My wife left her family home and came to my house and started living with me. Her mother was really annoyed and did not want her to leave the house. I tried to get to know them at the beginning but they did not pay any attention to my efforts and they did not approach me or even talk to me. I tried again and again and even brought them gifts. On one of my visits, they like the gifts. I tried to show them that I would like to be part of the family, that there was no need for problems. The only obstacle was my religion as I am a Muslim.

Once, I invited them to a restaurant and we sat together with both of my wife’s parents present. We talked about many subjects, including religion. When we got to this subject, my wife’s mother pointed out that she had rejected me at first because I am Muslim and explained that they do not like Turks and that all Muslims are Turks. I tried to change her mind about Muslims, telling her that whether we are Muslims, Christians or Jews we are all human and that as a human I should be dealt with humanly and not based on my religion. I said that my religion was for me and that it was impossible for me to impose something from my religion or for them to impose something from theirs. I said that God lies within the heart. My wife felt sorry for my mother-in-law as the subject was very difficult for her and she couldn’t get over it. The subject remained in her mind until we sat together again and started talking about the same subject. My mother-in-law said, “I gave you my daughter, I gave you a piece of mine, and you are a Muslim”. It was frightening for her, she was afraid of me, and I tried to show her that we are all human, and that our relationship didn’t have to be like this.

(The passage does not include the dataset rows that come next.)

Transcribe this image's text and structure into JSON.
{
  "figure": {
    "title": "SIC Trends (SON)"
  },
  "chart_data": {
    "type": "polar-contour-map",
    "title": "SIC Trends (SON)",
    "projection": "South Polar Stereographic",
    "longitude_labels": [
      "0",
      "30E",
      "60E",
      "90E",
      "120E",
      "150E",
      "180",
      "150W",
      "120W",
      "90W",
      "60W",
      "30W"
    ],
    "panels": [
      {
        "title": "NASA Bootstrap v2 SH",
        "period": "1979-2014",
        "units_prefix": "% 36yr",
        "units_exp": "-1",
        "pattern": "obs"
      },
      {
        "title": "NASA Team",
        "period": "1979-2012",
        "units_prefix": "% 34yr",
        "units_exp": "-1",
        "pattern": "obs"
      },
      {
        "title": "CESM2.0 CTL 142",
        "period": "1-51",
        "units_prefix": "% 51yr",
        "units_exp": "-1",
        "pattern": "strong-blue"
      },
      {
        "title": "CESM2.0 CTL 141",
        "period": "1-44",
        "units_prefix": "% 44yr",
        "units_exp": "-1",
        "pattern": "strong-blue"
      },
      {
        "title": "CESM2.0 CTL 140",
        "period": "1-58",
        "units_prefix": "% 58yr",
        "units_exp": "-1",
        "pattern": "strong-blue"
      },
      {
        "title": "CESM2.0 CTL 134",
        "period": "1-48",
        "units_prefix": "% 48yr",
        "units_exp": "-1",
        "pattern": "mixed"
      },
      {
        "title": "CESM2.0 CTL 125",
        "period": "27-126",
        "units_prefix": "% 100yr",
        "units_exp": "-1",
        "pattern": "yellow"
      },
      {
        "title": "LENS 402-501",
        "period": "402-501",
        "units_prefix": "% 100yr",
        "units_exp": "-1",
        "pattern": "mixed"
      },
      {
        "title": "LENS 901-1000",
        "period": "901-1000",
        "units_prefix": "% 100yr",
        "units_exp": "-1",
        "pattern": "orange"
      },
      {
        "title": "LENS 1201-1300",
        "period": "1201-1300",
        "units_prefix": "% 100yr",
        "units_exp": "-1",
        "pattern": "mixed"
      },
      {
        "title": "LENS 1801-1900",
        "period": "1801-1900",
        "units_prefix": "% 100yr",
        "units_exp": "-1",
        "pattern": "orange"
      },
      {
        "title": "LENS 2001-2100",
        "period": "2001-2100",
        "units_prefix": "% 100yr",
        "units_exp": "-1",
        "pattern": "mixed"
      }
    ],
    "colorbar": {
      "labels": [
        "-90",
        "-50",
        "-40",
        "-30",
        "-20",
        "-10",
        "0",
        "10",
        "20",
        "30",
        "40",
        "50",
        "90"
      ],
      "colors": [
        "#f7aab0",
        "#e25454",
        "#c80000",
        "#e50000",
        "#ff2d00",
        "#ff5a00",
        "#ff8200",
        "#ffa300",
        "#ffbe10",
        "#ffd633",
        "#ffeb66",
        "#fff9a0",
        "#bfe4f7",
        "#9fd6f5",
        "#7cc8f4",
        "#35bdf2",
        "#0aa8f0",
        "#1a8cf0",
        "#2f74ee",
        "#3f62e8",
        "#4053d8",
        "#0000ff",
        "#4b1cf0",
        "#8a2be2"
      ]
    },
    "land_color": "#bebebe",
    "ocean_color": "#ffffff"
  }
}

The conversation went like this. She said, “You know what the Turks have done?”

I said, “Yes, I know”.

She said, “I don’t want to hurt your feelings…”

I said, “No, I want you to talk about everything on your mind. I want to be one family after this discussion, and to finally reach peace”.

She agreed to talk and we talked a lot then cried. She said to me that she did not want me because of my religion and I tried to explain  my view to her quietly.

After I let her talk for about half an hour then asked her permission to speak. I said, “The difference between us is how we treat each other. If I treat you well, I am a good person. If I treat you badly, I am a bad person. My wife and I intend to build a family. Is it not reasonable for me to build a family? I could say to my wife that we will not have anything to do with your family and she would agree and do what I tell her to because she is my wife. But I do not want that. I want to be one family. I want to feel that I have a family here. It is very difficult to feel alone and it is also difficult to feel that I don't have a family or a place to belong to and nobody to count on. If my wife does something wrong in the future, I want to be able to tell her parents what is going on between us so they can help us. It is expected that problems will occur, especially as my wife is eight years younger than me. She should have someone who helps, guides and understands her. All I want is to be one family, believe me”. After I had finished talking and explaining my view to her, my wife's mother said, “You are a very special person, and thank God my daughter has a husband like you”. I thanked her a lot and told her that I hoped that this country and this region would be our country and our religion. I said that I did not want to feel like a stranger among them but be one of them. My wife's mother really liked that and said we could always visit them at their house. Our relationship has since become very strong and to this day we visit each other. I felt I had a family here, a family and friends. All my life changed when I felt I had a family and was part of this community and felt their love.

For me, belonging is the most important thing because I could not work or even give back to this society until I became part of it and  loved the country. I want to contribute to this society and I intend to serve it. I am happy with my family and I want to live with them with happiness and appreciation.

God willing, your days are all loving.